The sentence of the interdict, which in the time of Antonines was accompanied with the loss of citizen­ship (Gaius, I.90), could hardly have had any other effect in the time of Cicero. It may be true that exsilium, that is, the change of solum, or ground, was not in direct terms included in the sentence of aquae et ignis interdictio: the person might stay if he liked, and submit to the penalty of being an outcast, and being incapacitated from doing any legal act. Indeed, it is not easy to conceive that banishment can exist in any state, except such state has distant possessions of its own to which the offender can be sent. Thus banishment as a penalty did not exist in the old English law. When isopolitical relations existed between Rome and another state, exsilium might be the privilege of an offender. Cicero might then truly say that exsilium was not a punishment, but a mode of evading punishment (Pro Caecina); and this is quite consistent with the interdict being a punishment, and having for its object the exsilium.
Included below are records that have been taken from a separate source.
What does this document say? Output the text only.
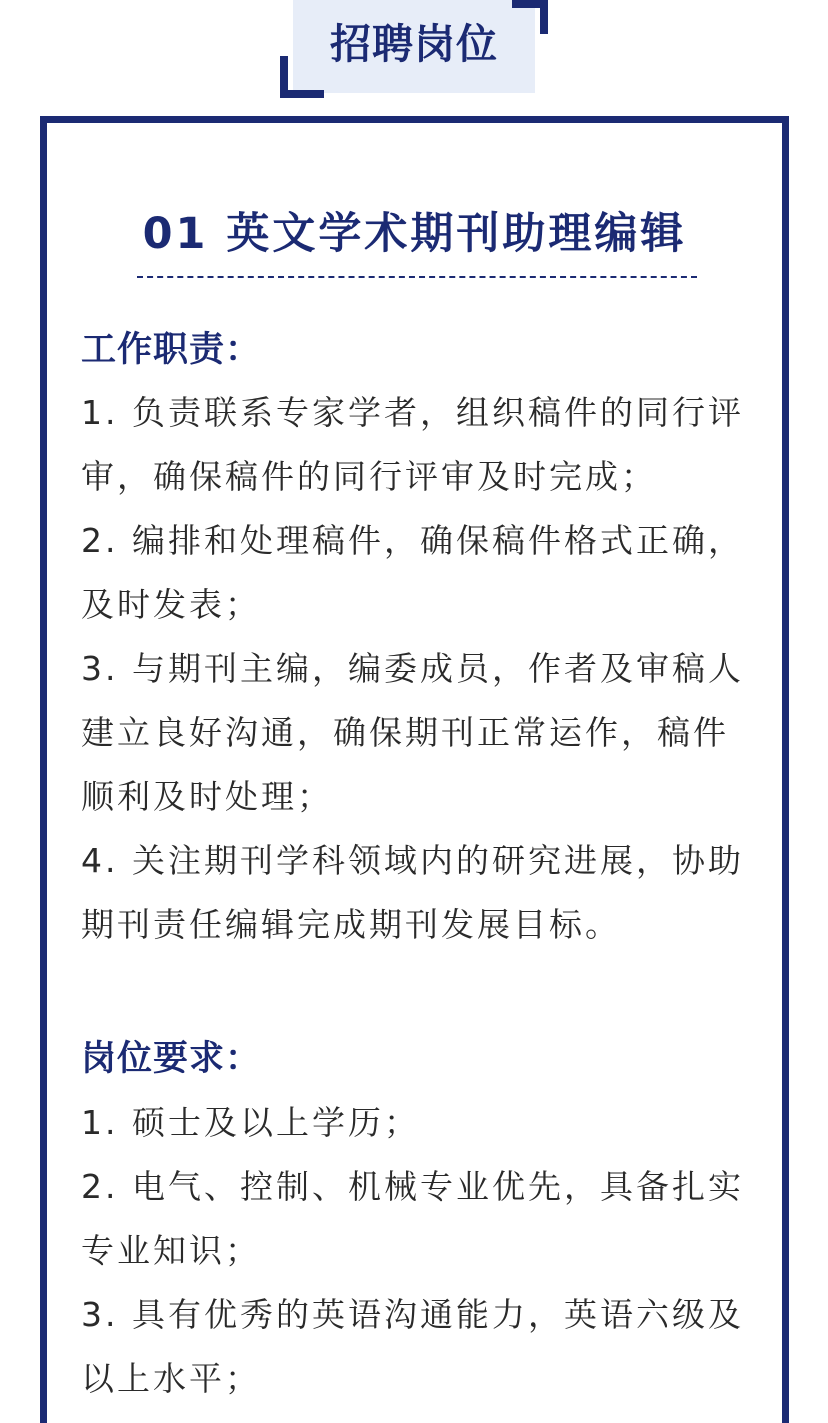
招聘岗位
01 英文学术期刊助理编辑
工作职责：
1. 负责联系专家学者，组织稿件的同行评审，确保稿件的同行评审及时完成；
2. 编排和处理稿件，确保稿件格式正确，及时发表；
3. 与期刊主编，编委成员，作者及审稿人建立良好沟通，确保期刊正常运作，稿件顺利及时处理；
4. 关注期刊学科领域内的研究进展，协助期刊责任编辑完成期刊发展目标。
岗位要求：
1. 硕士及以上学历；
2. 电气、控制、机械专业优先，具备扎实专业知识；
3. 具有优秀的英语沟通能力，英语六级及以上水平；
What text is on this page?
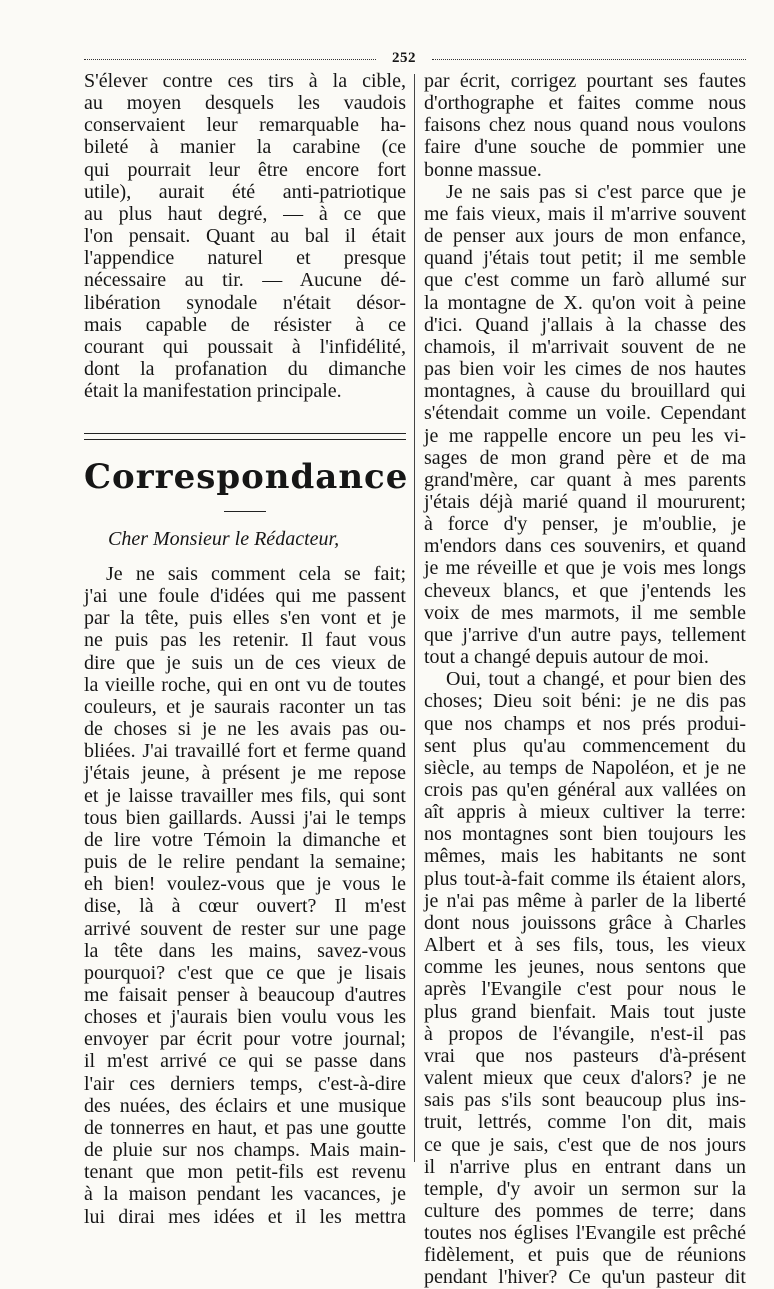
252
S'élever contre ces tirs à la cible,
au moyen desquels les vaudois
conservaient leur remarquable ha-
bileté à manier la carabine (ce
qui pourrait leur être encore fort
utile), aurait été anti-patriotique
au plus haut degré, — à ce que
l'on pensait. Quant au bal il était
l'appendice naturel et presque
nécessaire au tir. — Aucune dé-
libération synodale n'était désor-
mais capable de résister à ce
courant qui poussait à l'infidélité,
dont la profanation du dimanche
était la manifestation principale.
Correspondance
Cher Monsieur le Rédacteur,
Je ne sais comment cela se fait;
j'ai une foule d'idées qui me passent
par la tête, puis elles s'en vont et je
ne puis pas les retenir. Il faut vous
dire que je suis un de ces vieux de
la vieille roche, qui en ont vu de toutes
couleurs, et je saurais raconter un tas
de choses si je ne les avais pas ou-
bliées. J'ai travaillé fort et ferme quand
j'étais jeune, à présent je me repose
et je laisse travailler mes fils, qui sont
tous bien gaillards. Aussi j'ai le temps
de lire votre Témoin la dimanche et
puis de le relire pendant la semaine;
eh bien! voulez-vous que je vous le
dise, là à cœur ouvert? Il m'est
arrivé souvent de rester sur une page
la tête dans les mains, savez-vous
pourquoi? c'est que ce que je lisais
me faisait penser à beaucoup d'autres
choses et j'aurais bien voulu vous les
envoyer par écrit pour votre journal;
il m'est arrivé ce qui se passe dans
l'air ces derniers temps, c'est-à-dire
des nuées, des éclairs et une musique
de tonnerres en haut, et pas une goutte
de pluie sur nos champs. Mais main-
tenant que mon petit-fils est revenu
à la maison pendant les vacances, je
lui dirai mes idées et il les mettra
par écrit, corrigez pourtant ses fautes
d'orthographe et faites comme nous
faisons chez nous quand nous voulons
faire d'une souche de pommier une
bonne massue.
Je ne sais pas si c'est parce que je
me fais vieux, mais il m'arrive souvent
de penser aux jours de mon enfance,
quand j'étais tout petit; il me semble
que c'est comme un farò allumé sur
la montagne de X. qu'on voit à peine
d'ici. Quand j'allais à la chasse des
chamois, il m'arrivait souvent de ne
pas bien voir les cimes de nos hautes
montagnes, à cause du brouillard qui
s'étendait comme un voile. Cependant
je me rappelle encore un peu les vi-
sages de mon grand père et de ma
grand'mère, car quant à mes parents
j'étais déjà marié quand il moururent;
à force d'y penser, je m'oublie, je
m'endors dans ces souvenirs, et quand
je me réveille et que je vois mes longs
cheveux blancs, et que j'entends les
voix de mes marmots, il me semble
que j'arrive d'un autre pays, tellement
tout a changé depuis autour de moi.
Oui, tout a changé, et pour bien des
choses; Dieu soit béni: je ne dis pas
que nos champs et nos prés produi-
sent plus qu'au commencement du
siècle, au temps de Napoléon, et je ne
crois pas qu'en général aux vallées on
aît appris à mieux cultiver la terre:
nos montagnes sont bien toujours les
mêmes, mais les habitants ne sont
plus tout-à-fait comme ils étaient alors,
je n'ai pas même à parler de la liberté
dont nous jouissons grâce à Charles
Albert et à ses fils, tous, les vieux
comme les jeunes, nous sentons que
après l'Evangile c'est pour nous le
plus grand bienfait. Mais tout juste
à propos de l'évangile, n'est-il pas
vrai que nos pasteurs d'à-présent
valent mieux que ceux d'alors? je ne
sais pas s'ils sont beaucoup plus ins-
truit, lettrés, comme l'on dit, mais
ce que je sais, c'est que de nos jours
il n'arrive plus en entrant dans un
temple, d'y avoir un sermon sur la
culture des pommes de terre; dans
toutes nos églises l'Evangile est prêché
fidèlement, et puis que de réunions
pendant l'hiver? Ce qu'un pasteur dit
According to Niebuhr, the interdict was intended to prevent a person, who had become an exsul, from returning to Rome and resuming his citizen­ship, and the interdict was taken off when an exsul was recalled. Further, Niebuhr asserts, that they who settled in an unprivileged place (one that was not in an isopolitical connection with Rome) needed a decree of the people, declaring that their settlement should operate as a legal exsilium. And this assertion is supported by a single passage in Livy (XXVI.3), from which it appears that it was declared by a plebiscitum, that C. Fabius, by going into exile (exulatum) to Tarquinii, which was a municipium (Pro Caecin. c4), was legally in exile.

Niebuhr asserts that Cicero had not lost the civitas by the interdict; but Cicero (Ad Att. III.23) by implication admits that he had lost his civitas and his ordo, though in the Oratio Pro Domo he denies that he had lost his civitas. And the ground on which he mainly attempted to support his case was, that the lex by which he was interdicted, was in fact no lex, but a proceeding altogether irregular. Cicero was restored by a lex Centuriata (Ad Attic. IV.1).


The Author's Notes:

1 Noodt (Op. Omn. I.58) corrects the extract from Marcianus thus:— "Exsilium duplex est: aut certorum locorum interdictio, ut lata fuga; aut omnium locorum praeter certum locum, ut insulae vinculum," &c.
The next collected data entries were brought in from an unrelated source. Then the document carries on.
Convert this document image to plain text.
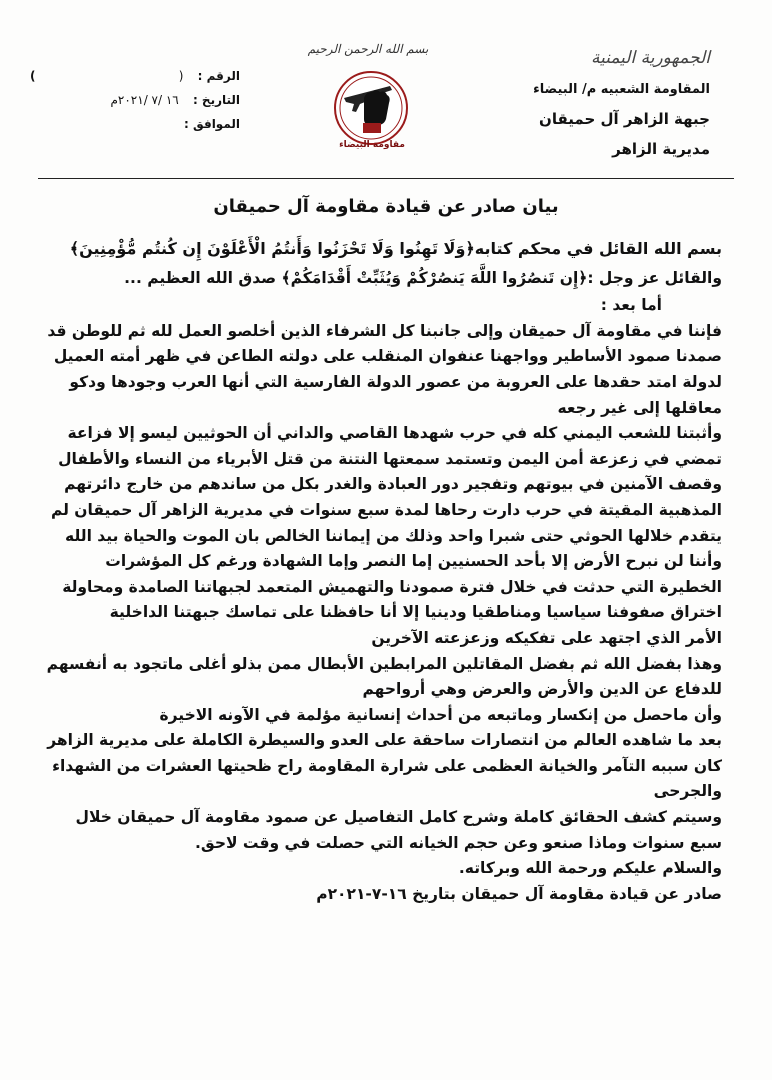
الجمهورية اليمنية
المقاومة الشعبيه م/ البيضاء
جبهة الزاهر آل حميقان
مديرية الزاهر
بسم الله الرحمن الرحيم
مقاومة البيضاء
الرقم : (
)
التاريخ : ١٦ /٧ /٢٠٢١م
الموافق :
بيان صادر عن قيادة مقاومة آل حميقان

بسم الله القائل في محكم كتابه﴿وَلَا تَهِنُوا وَلَا تَحْزَنُوا وَأَنتُمُ الْأَعْلَوْنَ إِن كُنتُم مُّؤْمِنِينَ﴾

والقائل عز وجل :﴿إِن تَنصُرُوا اللَّهَ يَنصُرْكُمْ وَيُثَبِّتْ أَقْدَامَكُمْ﴾ صدق الله العظيم ...

أما بعد :

فإننا في مقاومة آل حميقان وإلى جانبنا كل الشرفاء الذين أخلصو العمل لله ثم للوطن قد

صمدنا صمود الأساطير وواجهنا عنفوان المنقلب على دولته الطاعن في ظهر أمته العميل

لدولة امتد حقدها على العروبة من عصور الدولة الفارسية التي أنها العرب وجودها ودكو

معاقلها إلى غير رجعه

وأثبتنا للشعب اليمني كله في حرب شهدها القاصي والداني أن الحوثيين ليسو إلا فزاعة

تمضي في زعزعة أمن اليمن وتستمد سمعتها النتنة من قتل الأبرياء من النساء والأطفال

وقصف الآمنين في بيوتهم وتفجير دور العبادة والغدر بكل من ساندهم من خارج دائرتهم

المذهبية المقيتة في حرب دارت رحاها لمدة سبع سنوات في مديرية الزاهر آل حميقان لم

يتقدم خلالها الحوثي حتى شبرا واحد وذلك من إيماننا الخالص بان الموت والحياة بيد الله

وأننا لن نبرح الأرض إلا بأحد الحسنيين إما النصر وإما الشهادة ورغم كل المؤشرات

الخطيرة التي حدثت في خلال فترة صمودنا والتهميش المتعمد لجبهاتنا الصامدة ومحاولة

اختراق صفوفنا سياسيا ومناطقيا ودينيا إلا أنا حافظنا على تماسك جبهتنا الداخلية

الأمر الذي اجتهد على تفكيكه وزعزعته الآخرين

وهذا بفضل الله ثم بفضل المقاتلين المرابطين الأبطال ممن بذلو أغلى ماتجود به أنفسهم

للدفاع عن الدين والأرض والعرض وهي أرواحهم

وأن ماحصل من إنكسار وماتبعه من أحداث إنسانية مؤلمة في الآونه الاخيرة

بعد ما شاهده العالم من انتصارات ساحقة على العدو والسيطرة الكاملة على مديرية الزاهر

كان سببه التآمر والخيانة العظمى على شرارة المقاومة راح ظحيتها العشرات من الشهداء

والجرحى

وسيتم كشف الحقائق كاملة وشرح كامل التفاصيل عن صمود مقاومة آل حميقان خلال

سبع سنوات وماذا صنعو وعن حجم الخيانه التي حصلت في وقت لاحق.

والسلام عليكم ورحمة الله وبركاته.

صادر عن قيادة مقاومة آل حميقان بتاريخ ١٦-٧-٢٠٢١م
The passage is evidently corrupt in some editions of the Digest, and the correction of Noodt is supported by good reasons. It seems that Marcian is here speaking of the two kinds of relegatio (compare Ulpian, Dig. 48 tit. 22 s7), and he does not include the exsilium, which was accompanied with the loss of the civitas; for if his definition is intended to casualty all kinds of exsilium, it is manifestly incomplete; and if it includes only relegatio, as it must do from the terms of it, the definition is wrong, inasmuch as there are only two kinds of relegatio. The conclusion is, that the text of Marcianus is either corrupt, or has been altered by the compilers of the Digest.

2 This word appears, by its termination inus, to denote a person who was one of a class, like the word libertinus. The prefix in appears to be the correlative of ex in exsul, and the remaining part quil, is probably related to col in incola and colonus.